Can you optimise for BERT?
Google’s official line is that there is no need to optimise for BERT. While SEOs are right to treat such pronouncements with scepticism, I tend to agree with it in this case. However, I would suggest two strategic considerations off the back of BERT’s introduction:
1. Monitor your performance in featured snippets
I expect to see fluctuation in featured snippets over the next few weeks. If you know they’re important to your search visibility, I would monitor them and see if you can improve the quality or relevance of your content for any that you lose. We know that BERT is very good at finding links between sentences, so make the links between your content and target informational keywords as clear as possible.

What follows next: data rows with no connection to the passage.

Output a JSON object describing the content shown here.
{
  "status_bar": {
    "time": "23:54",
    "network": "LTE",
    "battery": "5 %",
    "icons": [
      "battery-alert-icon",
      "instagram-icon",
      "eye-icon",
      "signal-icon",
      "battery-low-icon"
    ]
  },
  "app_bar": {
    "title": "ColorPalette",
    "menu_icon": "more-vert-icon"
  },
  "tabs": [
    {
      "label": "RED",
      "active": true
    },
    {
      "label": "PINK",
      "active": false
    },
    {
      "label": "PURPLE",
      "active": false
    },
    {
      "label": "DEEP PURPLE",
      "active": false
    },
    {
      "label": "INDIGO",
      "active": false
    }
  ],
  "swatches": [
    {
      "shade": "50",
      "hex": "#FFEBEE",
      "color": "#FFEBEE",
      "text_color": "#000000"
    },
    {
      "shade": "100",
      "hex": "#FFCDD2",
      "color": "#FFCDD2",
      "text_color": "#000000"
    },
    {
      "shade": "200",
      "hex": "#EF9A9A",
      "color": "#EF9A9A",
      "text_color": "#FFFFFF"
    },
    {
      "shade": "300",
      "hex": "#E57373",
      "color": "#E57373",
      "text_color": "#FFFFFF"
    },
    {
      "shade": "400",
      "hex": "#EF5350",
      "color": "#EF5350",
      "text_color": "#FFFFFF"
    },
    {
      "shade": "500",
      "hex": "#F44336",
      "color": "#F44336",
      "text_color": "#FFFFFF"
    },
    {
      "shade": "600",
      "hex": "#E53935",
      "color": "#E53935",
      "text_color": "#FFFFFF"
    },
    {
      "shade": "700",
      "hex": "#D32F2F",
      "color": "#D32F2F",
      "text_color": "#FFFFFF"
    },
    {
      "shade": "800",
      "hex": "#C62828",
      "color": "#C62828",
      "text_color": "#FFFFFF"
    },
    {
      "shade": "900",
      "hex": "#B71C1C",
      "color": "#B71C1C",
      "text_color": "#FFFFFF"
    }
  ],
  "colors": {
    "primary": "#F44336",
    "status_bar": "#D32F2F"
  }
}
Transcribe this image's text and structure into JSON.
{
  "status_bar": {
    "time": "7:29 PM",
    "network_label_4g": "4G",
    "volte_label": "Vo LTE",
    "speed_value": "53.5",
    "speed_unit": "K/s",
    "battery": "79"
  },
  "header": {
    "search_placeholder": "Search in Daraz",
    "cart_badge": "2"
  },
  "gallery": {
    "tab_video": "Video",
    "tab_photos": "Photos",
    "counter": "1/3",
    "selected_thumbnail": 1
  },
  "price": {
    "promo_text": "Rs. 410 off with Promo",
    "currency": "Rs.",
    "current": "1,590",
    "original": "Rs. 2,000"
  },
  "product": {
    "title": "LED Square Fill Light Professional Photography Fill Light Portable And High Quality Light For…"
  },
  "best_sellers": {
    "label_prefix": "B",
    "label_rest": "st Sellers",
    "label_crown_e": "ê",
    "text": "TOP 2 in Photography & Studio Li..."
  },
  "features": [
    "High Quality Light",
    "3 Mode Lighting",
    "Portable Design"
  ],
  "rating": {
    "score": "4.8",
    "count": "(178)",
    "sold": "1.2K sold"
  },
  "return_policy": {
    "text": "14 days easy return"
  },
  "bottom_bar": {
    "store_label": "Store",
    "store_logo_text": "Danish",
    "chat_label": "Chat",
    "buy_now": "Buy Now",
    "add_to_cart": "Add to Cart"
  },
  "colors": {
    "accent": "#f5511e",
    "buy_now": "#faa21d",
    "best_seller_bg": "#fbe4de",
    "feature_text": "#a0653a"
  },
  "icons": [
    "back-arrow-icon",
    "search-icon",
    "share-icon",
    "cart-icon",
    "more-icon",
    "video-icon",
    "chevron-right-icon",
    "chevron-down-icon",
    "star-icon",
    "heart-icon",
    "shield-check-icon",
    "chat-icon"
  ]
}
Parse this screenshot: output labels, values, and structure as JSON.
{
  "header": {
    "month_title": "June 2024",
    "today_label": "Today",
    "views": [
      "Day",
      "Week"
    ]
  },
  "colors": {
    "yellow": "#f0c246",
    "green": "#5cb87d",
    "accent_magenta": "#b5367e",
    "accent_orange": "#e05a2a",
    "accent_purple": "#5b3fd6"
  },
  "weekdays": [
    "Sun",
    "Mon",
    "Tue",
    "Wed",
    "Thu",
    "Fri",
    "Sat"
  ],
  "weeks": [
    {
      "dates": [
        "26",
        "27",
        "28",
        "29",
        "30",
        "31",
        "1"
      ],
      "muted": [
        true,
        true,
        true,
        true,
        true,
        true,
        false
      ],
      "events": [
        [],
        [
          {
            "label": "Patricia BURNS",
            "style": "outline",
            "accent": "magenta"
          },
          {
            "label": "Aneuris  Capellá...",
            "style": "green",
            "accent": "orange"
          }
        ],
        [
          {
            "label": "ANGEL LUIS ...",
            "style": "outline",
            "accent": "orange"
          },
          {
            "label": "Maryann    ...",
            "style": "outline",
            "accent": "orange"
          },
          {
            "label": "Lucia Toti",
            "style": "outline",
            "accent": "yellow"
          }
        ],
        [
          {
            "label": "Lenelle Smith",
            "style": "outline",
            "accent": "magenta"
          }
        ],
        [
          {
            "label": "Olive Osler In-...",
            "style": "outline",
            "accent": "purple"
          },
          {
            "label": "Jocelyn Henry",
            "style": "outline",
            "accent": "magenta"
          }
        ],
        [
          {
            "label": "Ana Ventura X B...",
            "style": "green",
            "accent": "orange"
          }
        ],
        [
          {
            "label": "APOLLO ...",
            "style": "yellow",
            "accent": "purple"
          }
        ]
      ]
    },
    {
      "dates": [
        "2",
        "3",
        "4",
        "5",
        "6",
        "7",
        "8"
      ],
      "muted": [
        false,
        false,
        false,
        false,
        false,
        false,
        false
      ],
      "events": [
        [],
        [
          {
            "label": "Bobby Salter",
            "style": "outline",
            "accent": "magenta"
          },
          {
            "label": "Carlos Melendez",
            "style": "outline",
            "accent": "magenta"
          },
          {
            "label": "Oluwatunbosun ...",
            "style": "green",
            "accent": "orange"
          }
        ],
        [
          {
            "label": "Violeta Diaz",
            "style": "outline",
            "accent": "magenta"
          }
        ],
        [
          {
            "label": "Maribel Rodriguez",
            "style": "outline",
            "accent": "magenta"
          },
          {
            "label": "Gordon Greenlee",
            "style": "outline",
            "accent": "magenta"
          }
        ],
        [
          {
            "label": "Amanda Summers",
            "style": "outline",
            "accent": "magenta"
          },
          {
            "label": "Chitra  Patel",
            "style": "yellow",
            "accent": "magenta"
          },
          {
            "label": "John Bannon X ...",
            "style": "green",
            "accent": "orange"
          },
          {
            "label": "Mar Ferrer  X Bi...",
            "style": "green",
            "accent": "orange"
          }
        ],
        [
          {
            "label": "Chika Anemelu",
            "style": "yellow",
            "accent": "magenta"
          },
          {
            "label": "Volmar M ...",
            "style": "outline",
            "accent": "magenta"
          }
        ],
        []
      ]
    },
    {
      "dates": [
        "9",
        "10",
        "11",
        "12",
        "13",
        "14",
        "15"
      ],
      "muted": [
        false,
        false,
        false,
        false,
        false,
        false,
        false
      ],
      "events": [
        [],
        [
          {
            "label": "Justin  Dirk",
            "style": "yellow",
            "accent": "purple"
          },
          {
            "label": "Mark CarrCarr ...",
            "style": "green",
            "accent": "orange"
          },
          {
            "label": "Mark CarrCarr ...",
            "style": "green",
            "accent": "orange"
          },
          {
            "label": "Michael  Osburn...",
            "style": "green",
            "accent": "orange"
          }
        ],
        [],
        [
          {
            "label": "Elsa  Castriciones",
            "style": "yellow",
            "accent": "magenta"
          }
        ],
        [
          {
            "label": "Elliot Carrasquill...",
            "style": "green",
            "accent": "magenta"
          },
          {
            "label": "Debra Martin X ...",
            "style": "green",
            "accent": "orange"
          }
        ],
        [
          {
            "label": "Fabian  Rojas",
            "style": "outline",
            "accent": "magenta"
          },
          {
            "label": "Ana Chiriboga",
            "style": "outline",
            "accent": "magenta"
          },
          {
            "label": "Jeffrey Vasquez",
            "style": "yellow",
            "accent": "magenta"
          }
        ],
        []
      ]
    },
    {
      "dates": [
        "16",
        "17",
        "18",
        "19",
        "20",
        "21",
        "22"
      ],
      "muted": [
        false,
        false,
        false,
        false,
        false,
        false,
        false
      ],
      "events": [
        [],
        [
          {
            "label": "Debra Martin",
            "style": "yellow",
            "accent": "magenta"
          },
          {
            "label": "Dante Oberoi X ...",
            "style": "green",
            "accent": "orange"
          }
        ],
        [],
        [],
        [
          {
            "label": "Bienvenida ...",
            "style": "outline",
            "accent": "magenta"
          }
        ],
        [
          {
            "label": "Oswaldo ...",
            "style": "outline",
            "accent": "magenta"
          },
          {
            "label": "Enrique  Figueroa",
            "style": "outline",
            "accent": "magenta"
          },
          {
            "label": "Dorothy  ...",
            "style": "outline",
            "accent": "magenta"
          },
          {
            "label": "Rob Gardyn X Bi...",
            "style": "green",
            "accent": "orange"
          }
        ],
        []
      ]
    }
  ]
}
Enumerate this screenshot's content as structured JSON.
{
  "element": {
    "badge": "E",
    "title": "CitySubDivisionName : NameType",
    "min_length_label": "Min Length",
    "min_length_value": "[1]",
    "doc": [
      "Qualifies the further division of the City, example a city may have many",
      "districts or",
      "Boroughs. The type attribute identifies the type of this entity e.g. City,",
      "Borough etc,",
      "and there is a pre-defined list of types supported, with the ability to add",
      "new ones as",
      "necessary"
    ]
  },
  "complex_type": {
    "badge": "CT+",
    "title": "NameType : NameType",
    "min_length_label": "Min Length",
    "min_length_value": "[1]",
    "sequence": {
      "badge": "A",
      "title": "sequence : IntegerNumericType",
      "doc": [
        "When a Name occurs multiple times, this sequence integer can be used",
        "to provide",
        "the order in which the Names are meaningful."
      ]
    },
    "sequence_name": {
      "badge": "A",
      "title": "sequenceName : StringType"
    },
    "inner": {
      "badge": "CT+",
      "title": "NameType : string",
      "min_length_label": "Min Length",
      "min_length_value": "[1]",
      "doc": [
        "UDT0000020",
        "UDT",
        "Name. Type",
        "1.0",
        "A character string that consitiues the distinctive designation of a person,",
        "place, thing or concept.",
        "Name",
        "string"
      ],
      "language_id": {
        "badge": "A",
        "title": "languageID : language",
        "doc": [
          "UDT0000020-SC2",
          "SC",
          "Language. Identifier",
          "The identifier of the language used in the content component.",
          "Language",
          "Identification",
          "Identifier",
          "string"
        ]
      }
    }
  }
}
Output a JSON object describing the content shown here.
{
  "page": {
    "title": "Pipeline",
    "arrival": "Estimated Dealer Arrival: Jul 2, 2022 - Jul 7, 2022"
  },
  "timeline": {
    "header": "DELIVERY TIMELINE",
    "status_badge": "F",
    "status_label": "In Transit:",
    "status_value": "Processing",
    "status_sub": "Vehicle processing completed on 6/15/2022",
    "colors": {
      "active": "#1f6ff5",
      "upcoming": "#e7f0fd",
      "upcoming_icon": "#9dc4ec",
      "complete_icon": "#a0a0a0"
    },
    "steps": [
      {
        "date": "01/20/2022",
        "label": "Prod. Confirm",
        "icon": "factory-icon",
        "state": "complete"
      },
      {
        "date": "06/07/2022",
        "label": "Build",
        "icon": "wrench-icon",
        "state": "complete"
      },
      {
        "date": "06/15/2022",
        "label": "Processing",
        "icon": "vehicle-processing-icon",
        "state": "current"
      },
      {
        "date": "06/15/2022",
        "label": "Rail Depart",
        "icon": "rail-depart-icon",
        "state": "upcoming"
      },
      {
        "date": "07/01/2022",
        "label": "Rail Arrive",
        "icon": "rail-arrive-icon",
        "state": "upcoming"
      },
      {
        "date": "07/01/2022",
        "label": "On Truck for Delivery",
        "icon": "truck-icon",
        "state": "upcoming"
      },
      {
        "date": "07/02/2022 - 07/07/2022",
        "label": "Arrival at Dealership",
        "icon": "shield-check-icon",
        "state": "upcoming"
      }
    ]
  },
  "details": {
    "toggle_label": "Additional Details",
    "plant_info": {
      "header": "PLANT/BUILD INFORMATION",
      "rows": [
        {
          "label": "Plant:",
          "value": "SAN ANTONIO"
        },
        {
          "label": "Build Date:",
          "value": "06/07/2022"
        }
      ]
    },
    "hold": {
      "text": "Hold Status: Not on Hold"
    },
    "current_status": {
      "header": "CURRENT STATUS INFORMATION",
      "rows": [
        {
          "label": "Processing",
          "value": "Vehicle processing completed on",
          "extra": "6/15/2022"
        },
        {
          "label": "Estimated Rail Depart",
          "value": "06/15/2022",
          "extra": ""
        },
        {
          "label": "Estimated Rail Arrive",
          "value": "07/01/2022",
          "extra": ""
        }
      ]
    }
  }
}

2. Consider an informational content strategy if you’re not already doing so
I’m not the first to advocate a strategy driven by informational content. There are many advantages to doing so, but BERT’s integration is yet another clear sign of Google’s quest to improve the quality of informational content accessible via search. I’ve seen several examples of informational content creeping into otherwise commercial search results already, and wouldn’t be surprised if this trend continues. As a starting point, create a knowledge hub or FAQ page answering questions about your products and services. If possible, go further and keep a blog or content hub updated with the latest industry news, advice and answers to engage your audience and demonstrate a deep coverage of your target industry.